Dulwich Picture Gallery, 10 October 2012 - 13 January 2013

From the Dulwich Picture Gallery website.

One for the specialists: restrained orderly landscapes that confirm that an older tradition lived alongside the Romantic revolution of the imagination. 

Supposedly the topographical representation of landscape so widespread in the seventeenth and eighteenth centuries in Europe was replaced, by Cotman’s time, with a different kind of landscape depiction, more poetic than merely noting facts, and certainly imbued with greater dramatic tension. 

As this show proves, the recording of facts continued, with Cotman only mildly embellishing scenes from Norman landscapes. But it also confirms that facts are never mere when they have to be selected, and that drawing / painting etc require this throughout. 

Rather, it is the purpose and skill of the artist in selecting facts that transforms a dull topographic landscape into a masterpiece. None of the works in this exhibition are masterpieces, but some are very striking, and even the worst are picturesque, which as I understand the term means that they offer us an exotic, attractive, view. 

The exhibition has more interest for Sunday amateurs than for anyone seeking a great artistic experience, and the exhibition space cruelly tempted me with glimpses of the larger, more brilliant oil canvases hanging in the main gallery.   
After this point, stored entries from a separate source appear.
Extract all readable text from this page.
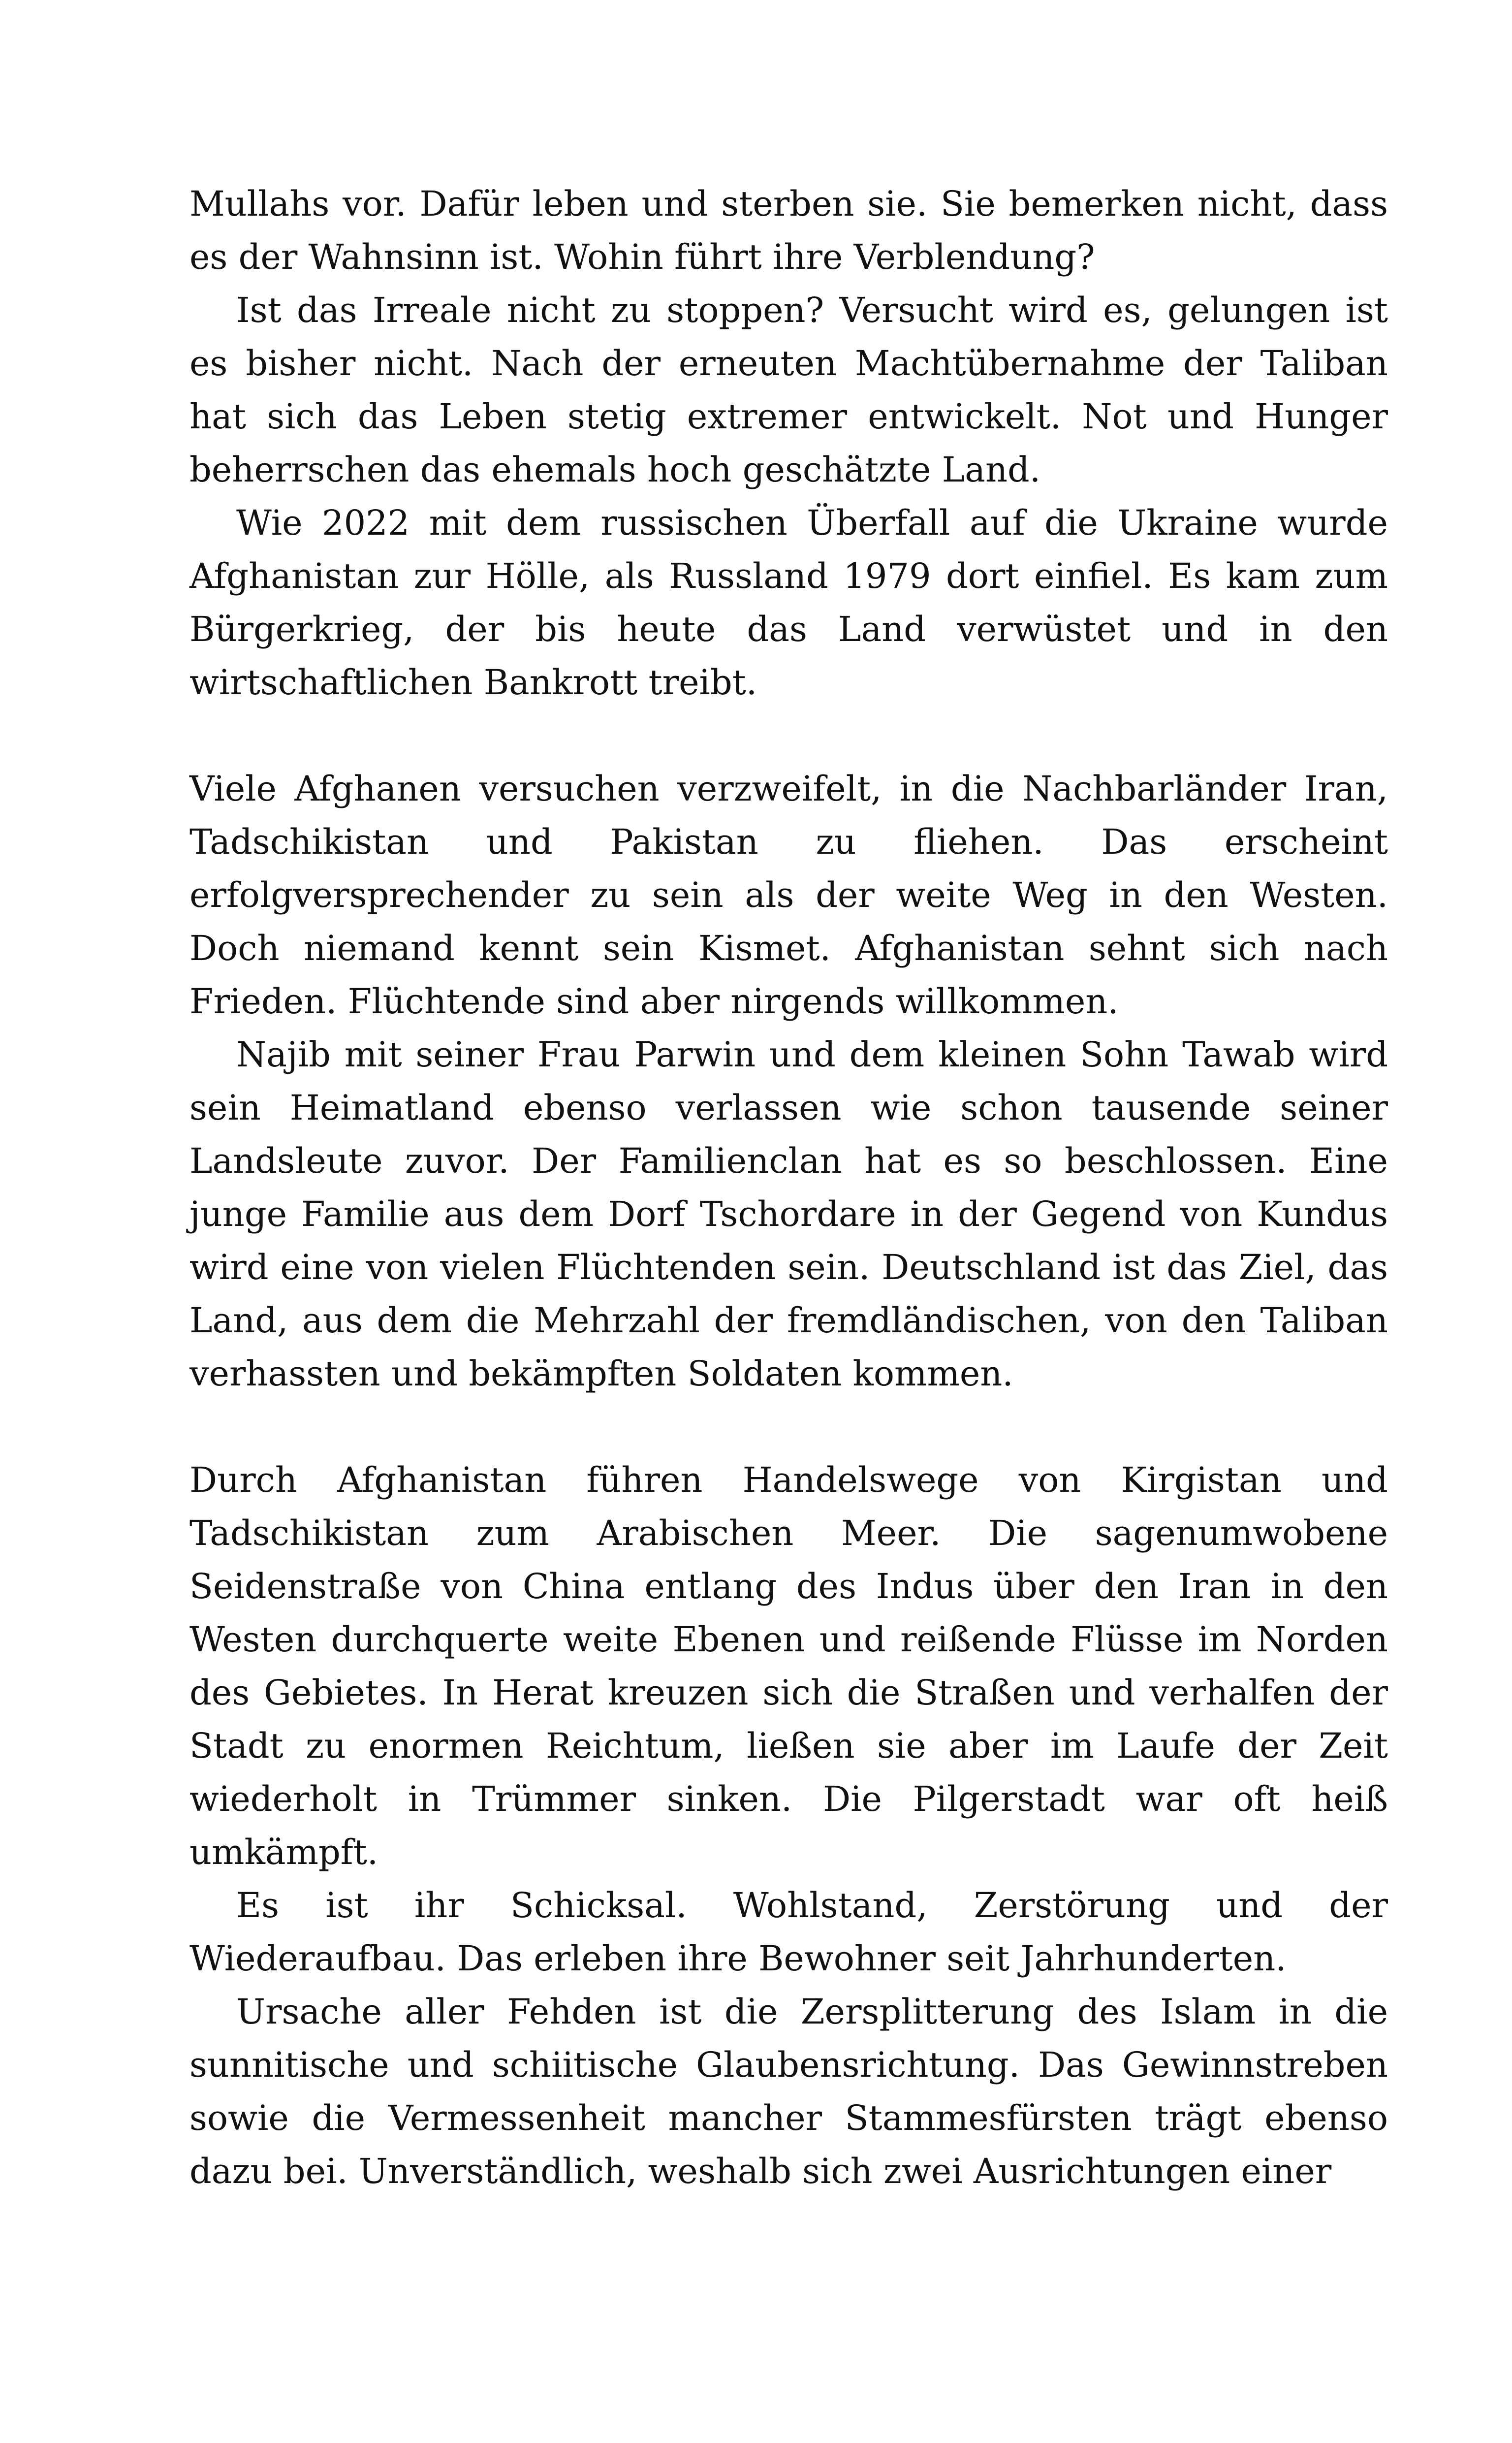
Mullahs vor. Dafür leben und sterben sie. Sie bemerken nicht, dass es der Wahnsinn ist. Wohin führt ihre Verblendung?

Ist das Irreale nicht zu stoppen? Versucht wird es, gelungen ist es bisher nicht. Nach der erneuten Machtübernahme der Taliban hat sich das Leben stetig extremer entwickelt. Not und Hunger beherrschen das ehemals hoch geschätzte Land.

Wie 2022 mit dem russischen Überfall auf die Ukraine wurde Afghanistan zur Hölle, als Russland 1979 dort einfiel. Es kam zum Bürgerkrieg, der bis heute das Land verwüstet und in den wirtschaftlichen Bankrott treibt.

Viele Afghanen versuchen verzweifelt, in die Nachbarländer Iran, Tadschikistan und Pakistan zu fliehen. Das erscheint erfolgversprechender zu sein als der weite Weg in den Westen. Doch niemand kennt sein Kismet. Afghanistan sehnt sich nach Frieden. Flüchtende sind aber nirgends willkommen.

Najib mit seiner Frau Parwin und dem kleinen Sohn Tawab wird sein Heimatland ebenso verlassen wie schon tausende seiner Landsleute zuvor. Der Familienclan hat es so beschlossen. Eine junge Familie aus dem Dorf Tschordare in der Gegend von Kundus wird eine von vielen Flüchtenden sein. Deutschland ist das Ziel, das Land, aus dem die Mehrzahl der fremdländischen, von den Taliban verhassten und bekämpften Soldaten kommen.

Durch Afghanistan führen Handelswege von Kirgistan und Tadschikistan zum Arabischen Meer. Die sagenumwobene Seidenstraße von China entlang des Indus über den Iran in den Westen durchquerte weite Ebenen und reißende Flüsse im Norden des Gebietes. In Herat kreuzen sich die Straßen und verhalfen der Stadt zu enormen Reichtum, ließen sie aber im Laufe der Zeit wiederholt in Trümmer sinken. Die Pilgerstadt war oft heiß umkämpft.

Es ist ihr Schicksal. Wohlstand, Zerstörung und der Wiederaufbau. Das erleben ihre Bewohner seit Jahrhunderten.

Ursache aller Fehden ist die Zersplitterung des Islam in die sunnitische und schiitische Glaubensrichtung. Das Gewinnstreben sowie die Vermessenheit mancher Stammesfürsten trägt ebenso dazu bei. Unverständlich, weshalb sich zwei Ausrichtungen einer
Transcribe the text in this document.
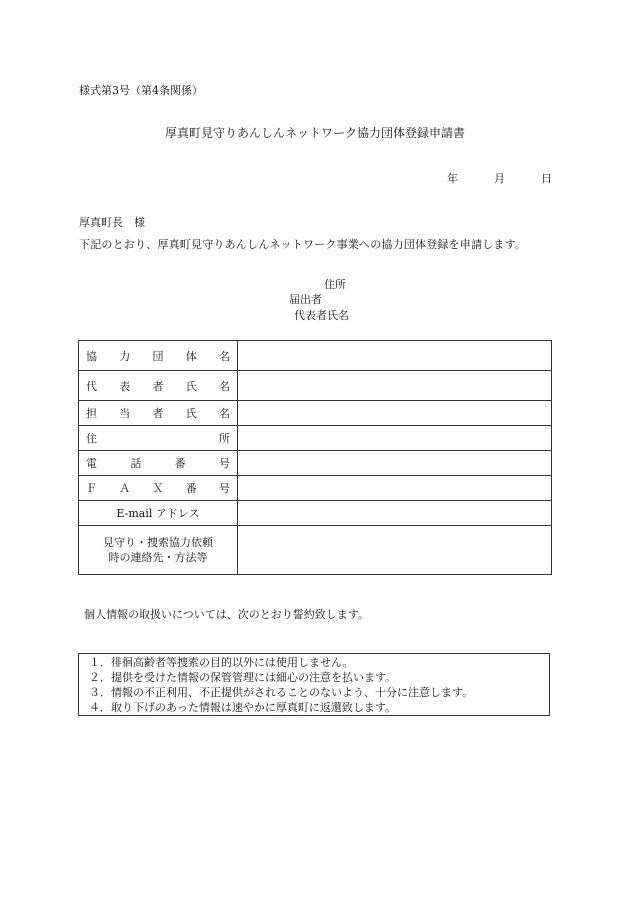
様式第3号（第4条関係）
厚真町見守りあんしんネットワーク協力団体登録申請書
年	月	日
厚真町長　様
下記のとおり、厚真町見守りあんしんネットワーク事業への協力団体登録を申請します。
住所
届出者
代表者氏名
協 力 団 体 名	

代 表 者 氏 名	

担 当 者 氏 名	

住 所	

電 話 番 号	

Ｆ Ａ Ｘ 番 号	

E-mail アドレス	

見守り・捜索協力依頼
時の連絡先・方法等	

個人情報の取扱いについては、次のとおり誓約致します。
１．徘徊高齢者等捜索の目的以外には使用しません。
２．提供を受けた情報の保管管理には細心の注意を払います。
３．情報の不正利用、不正提供がされることのないよう、十分に注意します。
４．取り下げのあった情報は速やかに厚真町に返還致します。
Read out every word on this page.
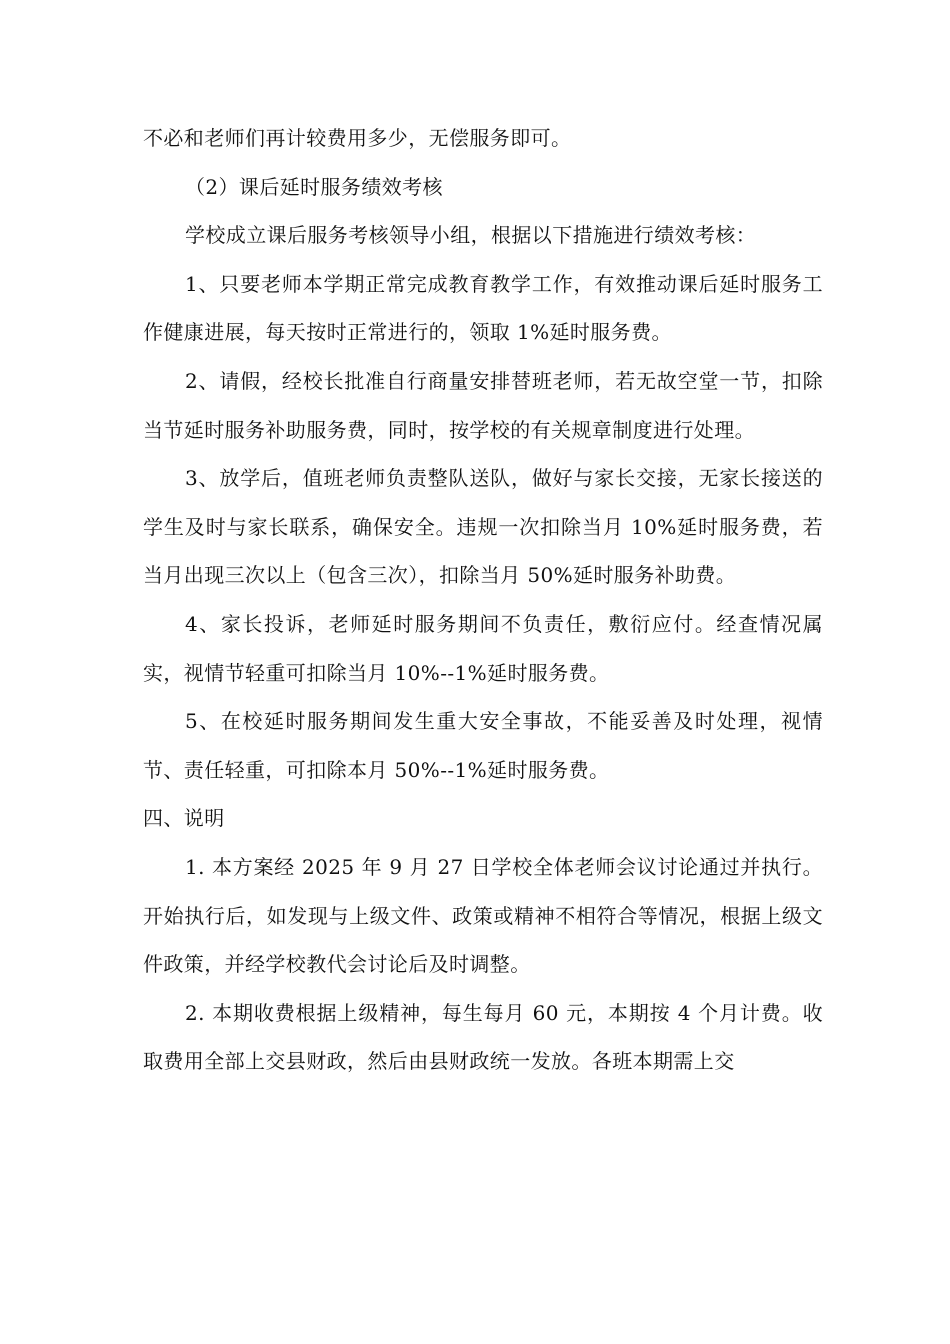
不必和老师们再计较费用多少，无偿服务即可。

（2）课后延时服务绩效考核

学校成立课后服务考核领导小组，根据以下措施进行绩效考核：

1、只要老师本学期正常完成教育教学工作，有效推动课后延时服务工作健康进展，每天按时正常进行的，领取 1%延时服务费。

2、请假，经校长批准自行商量安排替班老师，若无故空堂一节，扣除当节延时服务补助服务费，同时，按学校的有关规章制度进行处理。

3、放学后，值班老师负责整队送队，做好与家长交接，无家长接送的学生及时与家长联系，确保安全。违规一次扣除当月 10%延时服务费，若当月出现三次以上（包含三次），扣除当月 50%延时服务补助费。

4、家长投诉，老师延时服务期间不负责任，敷衍应付。经查情况属实，视情节轻重可扣除当月 10%--1%延时服务费。

5、在校延时服务期间发生重大安全事故，不能妥善及时处理，视情节、责任轻重，可扣除本月 50%--1%延时服务费。

四、说明

1. 本方案经 2025 年 9 月 27 日学校全体老师会议讨论通过并执行。开始执行后，如发现与上级文件、政策或精神不相符合等情况，根据上级文件政策，并经学校教代会讨论后及时调整。

2. 本期收费根据上级精神，每生每月 60 元，本期按 4 个月计费。收取费用全部上交县财政，然后由县财政统一发放。各班本期需上交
This is an exhibition of quite small drawings and watercolours. They typically depict either a barren landscape, or more commonly a bustling medieval town scene from Rouen or Caen. Very few images suggest contemporary, nineteenth-century France; it was the medieval remnants that inspired the artist (and his friend Turner, also exhibited here briefly). 

This is a poor kind of inspiration, a variation on the landscape-with-ruin image that was central to the romantic oil painting of the era. But the mood is closer to the antiquarianism of the previous century, images depicting stillness (even in bustling towns), rather than intense emotion and feeling.

Mostly these are images of scenes and objects that are themselves supposed to be sufficiently exotic that they reward our interest. The contemporary Wordsworthian approach to imagination, that any scene can be infused with power if the artist is sensitive enough, is not in evidence. 

Put differently, the images depict a humanised world, one in which awe, when invoked, has its place in reminding us to find beauty in the natural landscape. The imagination is under control, whereas later, greater landscapes reveal the interaction of our imagination with the world. 

One or two images refute my claim. Two of the best are not by Cotman at all, but an idiosyncratic architect who saw beauty in the mismatch of building styles in Normandy towns. These images strongly appealed to me – all corners and strangeness, exactly how I perceive the urban space I live in. 

I don’t recall a similar image from Cotman. Rather, if the curators reflect it accurately, his trips to Normandy provided him with material that he later reworked and invested with sentimental nostalgia.

This is an aesthetic development, but not much of one, and my sense of Cotman as a minor figure best left to art historians was not altered by this show.